Art+Feminism x iniva: Wikipedia edit-a-thon on Palestine
Join us at iniva on Monday 20 May from 1pm – 7pm for an Art+Feminism Wikipedia edit-a-thon with a focus on Palestine. In light of the current obliteration of universities, galleries, cultural centres, archives, artists, playwrights, writers, photographers and poets in Palestine, we will edit and create Wikipedia content on Palestinian artists, cultural organisations and heritage.
We will use material from Stuart Hall Library, as well as online resources, articles, books and any other sources you may wish to bring. Please feel free to come for the whole day or drop in for an hour. We will give an introduction at the start of the session, which will be repeated at 3pm and 5.30pm, but there will be people on hand to support you and help you get started whenever you arrive.
No previous Wikipedia experience is needed but it’s essential to bring your laptop, power cord, and make sure to create a Wikipedia account before the event.
If you want to get involved with advance preparation of suggested entries for artists or organisations, materials to work from, or planning and organisation, please get in touch with Library and Archive Manager, Tavian Hunter, thunter@iniva.org.
This is a joint collaborative event between Art+Feminism, UAL’s Decolonising Arts Institute and iniva as part of iniva’s programme Transformation of Silence.
Accessibility
It is free to attend this event and everyone is welcome. If you have accessibility requirements or questions please email library@iniva.org.
Co-Hosts
Clare Qualmann (she/her) is an artist/researcher whose work focuses on socially engaged, site specific, and experimental modes of contemporary creative practice, often using walking. She is Associate Professor at The University of East London where her teaching and research explore the interconnections between art, activism and the radical potentials of participation. Clare first edited wikipedia at an Art+Feminism event in 2016 and has since organised a series of wikipedia edit-a-thons.
Gargi Bhattacharyya (they/them) is Professor of Anti/Post/Decolonial Theory and Praxis in the Decolonising Arts Institute at University of the Arts London and recently worked as Professor of Sociology at University of East London. Their work focuses on questions of systemic inequality and injustice and processes of imagination and collaboration that seek to navigate, bypass and overturn such structures.

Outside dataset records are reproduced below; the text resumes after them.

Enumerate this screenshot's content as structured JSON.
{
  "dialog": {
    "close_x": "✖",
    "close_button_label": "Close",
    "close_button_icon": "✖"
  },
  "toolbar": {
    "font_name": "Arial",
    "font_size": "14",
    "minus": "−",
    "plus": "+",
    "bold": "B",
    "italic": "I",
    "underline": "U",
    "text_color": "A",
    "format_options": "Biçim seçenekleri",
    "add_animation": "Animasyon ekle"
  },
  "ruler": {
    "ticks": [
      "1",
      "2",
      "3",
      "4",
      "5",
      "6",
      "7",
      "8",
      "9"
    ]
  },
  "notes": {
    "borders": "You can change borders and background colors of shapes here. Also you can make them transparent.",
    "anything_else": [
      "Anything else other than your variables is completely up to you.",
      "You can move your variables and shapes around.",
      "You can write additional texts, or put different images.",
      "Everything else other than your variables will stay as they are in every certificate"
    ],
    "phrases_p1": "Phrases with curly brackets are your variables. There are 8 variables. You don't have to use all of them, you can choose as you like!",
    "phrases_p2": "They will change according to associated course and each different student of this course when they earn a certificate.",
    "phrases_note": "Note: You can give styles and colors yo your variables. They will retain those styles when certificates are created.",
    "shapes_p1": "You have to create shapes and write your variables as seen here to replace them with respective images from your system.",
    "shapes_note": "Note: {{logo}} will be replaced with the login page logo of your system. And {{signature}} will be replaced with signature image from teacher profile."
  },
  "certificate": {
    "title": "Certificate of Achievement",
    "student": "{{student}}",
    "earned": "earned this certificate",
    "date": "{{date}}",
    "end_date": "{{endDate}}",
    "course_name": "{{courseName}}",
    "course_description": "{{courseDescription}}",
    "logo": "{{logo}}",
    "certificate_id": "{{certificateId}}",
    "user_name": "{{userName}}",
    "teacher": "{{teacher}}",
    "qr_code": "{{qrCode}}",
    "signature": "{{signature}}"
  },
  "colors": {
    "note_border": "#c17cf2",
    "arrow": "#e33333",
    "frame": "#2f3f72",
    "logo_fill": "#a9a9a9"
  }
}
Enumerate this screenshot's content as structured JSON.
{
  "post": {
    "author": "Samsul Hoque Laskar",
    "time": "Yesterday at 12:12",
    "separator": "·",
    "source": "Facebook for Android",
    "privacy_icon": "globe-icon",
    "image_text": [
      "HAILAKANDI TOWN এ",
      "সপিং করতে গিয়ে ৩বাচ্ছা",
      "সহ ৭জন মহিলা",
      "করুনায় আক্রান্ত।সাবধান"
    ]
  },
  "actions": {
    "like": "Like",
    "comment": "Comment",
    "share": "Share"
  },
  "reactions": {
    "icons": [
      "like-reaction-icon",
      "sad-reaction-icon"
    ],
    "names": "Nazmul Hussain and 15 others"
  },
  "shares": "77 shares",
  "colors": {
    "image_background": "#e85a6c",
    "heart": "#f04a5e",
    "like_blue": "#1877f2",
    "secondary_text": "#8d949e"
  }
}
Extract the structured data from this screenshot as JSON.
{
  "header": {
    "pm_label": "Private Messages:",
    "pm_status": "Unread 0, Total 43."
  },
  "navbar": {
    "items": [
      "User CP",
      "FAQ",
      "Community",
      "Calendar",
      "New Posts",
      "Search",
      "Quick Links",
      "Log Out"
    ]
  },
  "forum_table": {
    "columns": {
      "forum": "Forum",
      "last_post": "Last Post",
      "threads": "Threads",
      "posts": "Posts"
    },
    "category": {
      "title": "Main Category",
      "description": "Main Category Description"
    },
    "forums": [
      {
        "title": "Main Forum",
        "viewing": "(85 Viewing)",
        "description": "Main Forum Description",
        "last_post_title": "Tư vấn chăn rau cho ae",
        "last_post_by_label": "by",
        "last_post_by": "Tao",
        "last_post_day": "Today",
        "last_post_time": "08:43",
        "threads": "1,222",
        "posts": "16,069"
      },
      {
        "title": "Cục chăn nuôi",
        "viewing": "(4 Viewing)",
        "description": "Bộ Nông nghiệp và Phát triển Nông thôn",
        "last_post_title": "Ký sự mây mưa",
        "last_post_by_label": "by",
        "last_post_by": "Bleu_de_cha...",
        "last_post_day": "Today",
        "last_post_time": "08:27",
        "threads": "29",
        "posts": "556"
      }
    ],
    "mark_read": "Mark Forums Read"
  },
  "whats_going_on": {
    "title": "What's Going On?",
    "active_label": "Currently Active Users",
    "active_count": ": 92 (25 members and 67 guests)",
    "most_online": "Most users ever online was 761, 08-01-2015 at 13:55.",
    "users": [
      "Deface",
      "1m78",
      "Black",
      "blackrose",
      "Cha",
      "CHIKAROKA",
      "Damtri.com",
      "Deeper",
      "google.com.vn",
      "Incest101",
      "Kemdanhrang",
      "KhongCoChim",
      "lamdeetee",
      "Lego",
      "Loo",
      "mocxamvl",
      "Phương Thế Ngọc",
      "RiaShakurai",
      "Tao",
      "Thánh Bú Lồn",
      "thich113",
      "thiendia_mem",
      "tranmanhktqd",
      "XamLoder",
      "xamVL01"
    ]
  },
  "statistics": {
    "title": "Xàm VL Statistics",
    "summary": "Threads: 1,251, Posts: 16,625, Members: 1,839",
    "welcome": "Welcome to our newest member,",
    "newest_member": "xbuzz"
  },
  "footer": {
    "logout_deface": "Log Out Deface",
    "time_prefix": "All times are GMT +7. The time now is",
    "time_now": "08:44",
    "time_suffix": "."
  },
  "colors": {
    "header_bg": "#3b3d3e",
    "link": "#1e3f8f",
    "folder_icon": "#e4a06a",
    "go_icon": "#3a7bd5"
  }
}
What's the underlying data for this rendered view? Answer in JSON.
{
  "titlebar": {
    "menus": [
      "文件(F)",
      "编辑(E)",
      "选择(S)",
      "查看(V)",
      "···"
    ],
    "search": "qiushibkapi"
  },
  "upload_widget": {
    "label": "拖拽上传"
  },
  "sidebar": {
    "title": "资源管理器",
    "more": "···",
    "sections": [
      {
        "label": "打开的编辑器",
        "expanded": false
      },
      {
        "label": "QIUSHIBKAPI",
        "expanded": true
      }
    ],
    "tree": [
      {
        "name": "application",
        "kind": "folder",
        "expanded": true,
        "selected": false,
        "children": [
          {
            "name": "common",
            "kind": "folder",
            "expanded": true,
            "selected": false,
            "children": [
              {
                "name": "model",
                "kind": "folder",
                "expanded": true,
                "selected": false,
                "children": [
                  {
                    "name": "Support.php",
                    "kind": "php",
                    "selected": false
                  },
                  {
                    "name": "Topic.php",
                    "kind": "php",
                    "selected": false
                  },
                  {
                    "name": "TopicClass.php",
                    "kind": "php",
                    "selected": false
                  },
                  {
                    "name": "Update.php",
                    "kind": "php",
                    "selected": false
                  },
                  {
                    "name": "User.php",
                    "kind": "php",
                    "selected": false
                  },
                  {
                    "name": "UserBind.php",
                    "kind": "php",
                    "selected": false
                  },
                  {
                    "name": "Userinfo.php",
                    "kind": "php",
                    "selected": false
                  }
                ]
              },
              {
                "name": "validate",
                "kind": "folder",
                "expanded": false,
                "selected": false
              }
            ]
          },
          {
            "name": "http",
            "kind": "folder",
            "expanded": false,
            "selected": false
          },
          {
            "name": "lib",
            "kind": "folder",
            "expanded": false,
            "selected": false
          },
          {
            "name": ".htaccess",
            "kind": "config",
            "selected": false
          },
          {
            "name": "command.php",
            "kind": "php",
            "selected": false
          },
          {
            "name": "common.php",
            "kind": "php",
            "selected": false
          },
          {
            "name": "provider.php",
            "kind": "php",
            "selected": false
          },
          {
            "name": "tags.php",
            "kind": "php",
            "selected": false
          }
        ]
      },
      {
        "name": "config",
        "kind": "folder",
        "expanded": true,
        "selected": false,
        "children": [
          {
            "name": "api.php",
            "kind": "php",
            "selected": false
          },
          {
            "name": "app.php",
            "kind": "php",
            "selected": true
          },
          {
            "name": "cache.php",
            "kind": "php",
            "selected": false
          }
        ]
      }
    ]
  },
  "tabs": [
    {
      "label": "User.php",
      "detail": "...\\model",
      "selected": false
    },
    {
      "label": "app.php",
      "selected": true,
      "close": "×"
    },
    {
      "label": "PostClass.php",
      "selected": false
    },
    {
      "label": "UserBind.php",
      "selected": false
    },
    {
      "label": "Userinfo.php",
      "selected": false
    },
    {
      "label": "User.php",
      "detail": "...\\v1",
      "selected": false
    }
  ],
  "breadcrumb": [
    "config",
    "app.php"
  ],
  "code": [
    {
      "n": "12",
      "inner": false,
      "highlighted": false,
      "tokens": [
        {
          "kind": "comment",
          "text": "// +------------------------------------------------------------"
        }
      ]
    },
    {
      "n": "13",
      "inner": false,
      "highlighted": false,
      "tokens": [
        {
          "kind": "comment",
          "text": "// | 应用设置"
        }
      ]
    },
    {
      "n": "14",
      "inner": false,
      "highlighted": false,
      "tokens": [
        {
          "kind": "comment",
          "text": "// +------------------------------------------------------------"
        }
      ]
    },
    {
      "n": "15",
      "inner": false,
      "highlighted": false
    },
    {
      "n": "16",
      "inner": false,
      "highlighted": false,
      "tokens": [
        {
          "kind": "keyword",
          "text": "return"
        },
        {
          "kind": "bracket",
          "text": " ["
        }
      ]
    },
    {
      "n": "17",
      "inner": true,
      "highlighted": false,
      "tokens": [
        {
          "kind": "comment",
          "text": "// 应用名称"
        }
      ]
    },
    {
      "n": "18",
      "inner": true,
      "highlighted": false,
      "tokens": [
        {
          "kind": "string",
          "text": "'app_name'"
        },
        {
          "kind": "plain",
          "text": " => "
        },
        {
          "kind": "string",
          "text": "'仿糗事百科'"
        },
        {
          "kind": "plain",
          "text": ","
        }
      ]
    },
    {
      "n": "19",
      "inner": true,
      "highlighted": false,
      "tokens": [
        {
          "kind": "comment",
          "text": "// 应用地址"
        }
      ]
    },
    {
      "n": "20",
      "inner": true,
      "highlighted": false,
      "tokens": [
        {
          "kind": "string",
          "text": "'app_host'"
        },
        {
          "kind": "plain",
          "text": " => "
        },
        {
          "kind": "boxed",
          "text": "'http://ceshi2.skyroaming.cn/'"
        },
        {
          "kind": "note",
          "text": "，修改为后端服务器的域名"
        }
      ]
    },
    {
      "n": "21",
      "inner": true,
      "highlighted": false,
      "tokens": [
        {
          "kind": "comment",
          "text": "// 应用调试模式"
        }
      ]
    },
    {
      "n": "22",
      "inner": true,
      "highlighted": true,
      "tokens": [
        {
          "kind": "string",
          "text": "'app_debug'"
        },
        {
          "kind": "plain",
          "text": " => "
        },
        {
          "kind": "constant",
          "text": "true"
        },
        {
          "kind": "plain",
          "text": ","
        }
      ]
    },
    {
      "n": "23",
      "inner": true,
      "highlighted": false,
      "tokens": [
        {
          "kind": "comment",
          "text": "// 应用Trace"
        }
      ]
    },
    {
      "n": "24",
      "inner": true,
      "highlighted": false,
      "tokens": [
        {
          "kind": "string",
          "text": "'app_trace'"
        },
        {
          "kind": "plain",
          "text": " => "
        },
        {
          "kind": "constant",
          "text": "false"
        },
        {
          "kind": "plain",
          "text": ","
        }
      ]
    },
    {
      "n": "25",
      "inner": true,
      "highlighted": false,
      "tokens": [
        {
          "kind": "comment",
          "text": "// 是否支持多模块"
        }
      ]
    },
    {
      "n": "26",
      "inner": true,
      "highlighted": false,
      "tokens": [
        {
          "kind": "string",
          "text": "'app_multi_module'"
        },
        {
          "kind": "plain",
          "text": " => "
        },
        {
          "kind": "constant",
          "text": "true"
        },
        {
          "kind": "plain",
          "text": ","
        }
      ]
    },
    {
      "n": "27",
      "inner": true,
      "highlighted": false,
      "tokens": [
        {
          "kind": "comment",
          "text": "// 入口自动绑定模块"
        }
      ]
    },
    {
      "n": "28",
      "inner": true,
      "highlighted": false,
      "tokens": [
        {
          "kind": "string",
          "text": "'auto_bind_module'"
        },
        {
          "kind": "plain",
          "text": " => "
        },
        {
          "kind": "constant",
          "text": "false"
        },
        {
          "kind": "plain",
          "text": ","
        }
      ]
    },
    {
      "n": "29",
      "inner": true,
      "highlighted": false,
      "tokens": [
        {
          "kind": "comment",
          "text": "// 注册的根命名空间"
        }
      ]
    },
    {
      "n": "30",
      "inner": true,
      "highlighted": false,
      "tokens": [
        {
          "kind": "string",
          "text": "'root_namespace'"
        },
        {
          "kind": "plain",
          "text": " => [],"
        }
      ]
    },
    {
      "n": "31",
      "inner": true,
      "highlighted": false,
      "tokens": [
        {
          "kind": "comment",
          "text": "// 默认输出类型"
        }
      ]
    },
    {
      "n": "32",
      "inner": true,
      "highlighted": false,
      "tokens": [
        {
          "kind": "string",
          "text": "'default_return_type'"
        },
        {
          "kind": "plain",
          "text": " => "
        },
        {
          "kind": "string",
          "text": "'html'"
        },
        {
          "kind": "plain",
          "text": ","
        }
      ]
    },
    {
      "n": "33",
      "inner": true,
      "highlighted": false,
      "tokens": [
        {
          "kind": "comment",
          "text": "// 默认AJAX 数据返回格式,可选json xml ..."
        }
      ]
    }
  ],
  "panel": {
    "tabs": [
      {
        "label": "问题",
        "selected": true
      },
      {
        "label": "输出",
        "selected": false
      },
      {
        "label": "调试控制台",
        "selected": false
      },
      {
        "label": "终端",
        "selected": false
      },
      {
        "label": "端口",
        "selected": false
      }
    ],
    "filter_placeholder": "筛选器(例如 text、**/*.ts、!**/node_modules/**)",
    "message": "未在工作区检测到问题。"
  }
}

Gargi is the author of Empire’s Endgame (Pluto, 2021), We, the heartbroken (Hajar, 2023), The Futures of Racial Capitalism (Polity, 2023), Rethinking Racial Capitalism (Rowman & Littlefield, 2018), Dangerous Brown Men (Zed, 2008) and Traffick (Pluto, 2005).
About iniva
iniva is an evolving visual arts organisation dedicated to nurturing and disseminating radical and emergent contemporary artistic practice centring Global Majority, African, Asian, & Caribbean diaspora perspectives. For 30 years it has been iniva’s mission to be an agent for change in the cultural sector, advocating for social justice through the support of artists and communities as well as via the forms of exchange that advance our desire to understand each other and respect the cultural values that challenge cultural ‘norms’.
Transformation of Silence into Words & Action is the title of an essay by poet, feminist, activist & educator Audre Lorde. Under this banner, we come together to build understanding about the situation in Palestine and Israel through the works of artists, writers and other cultural producers.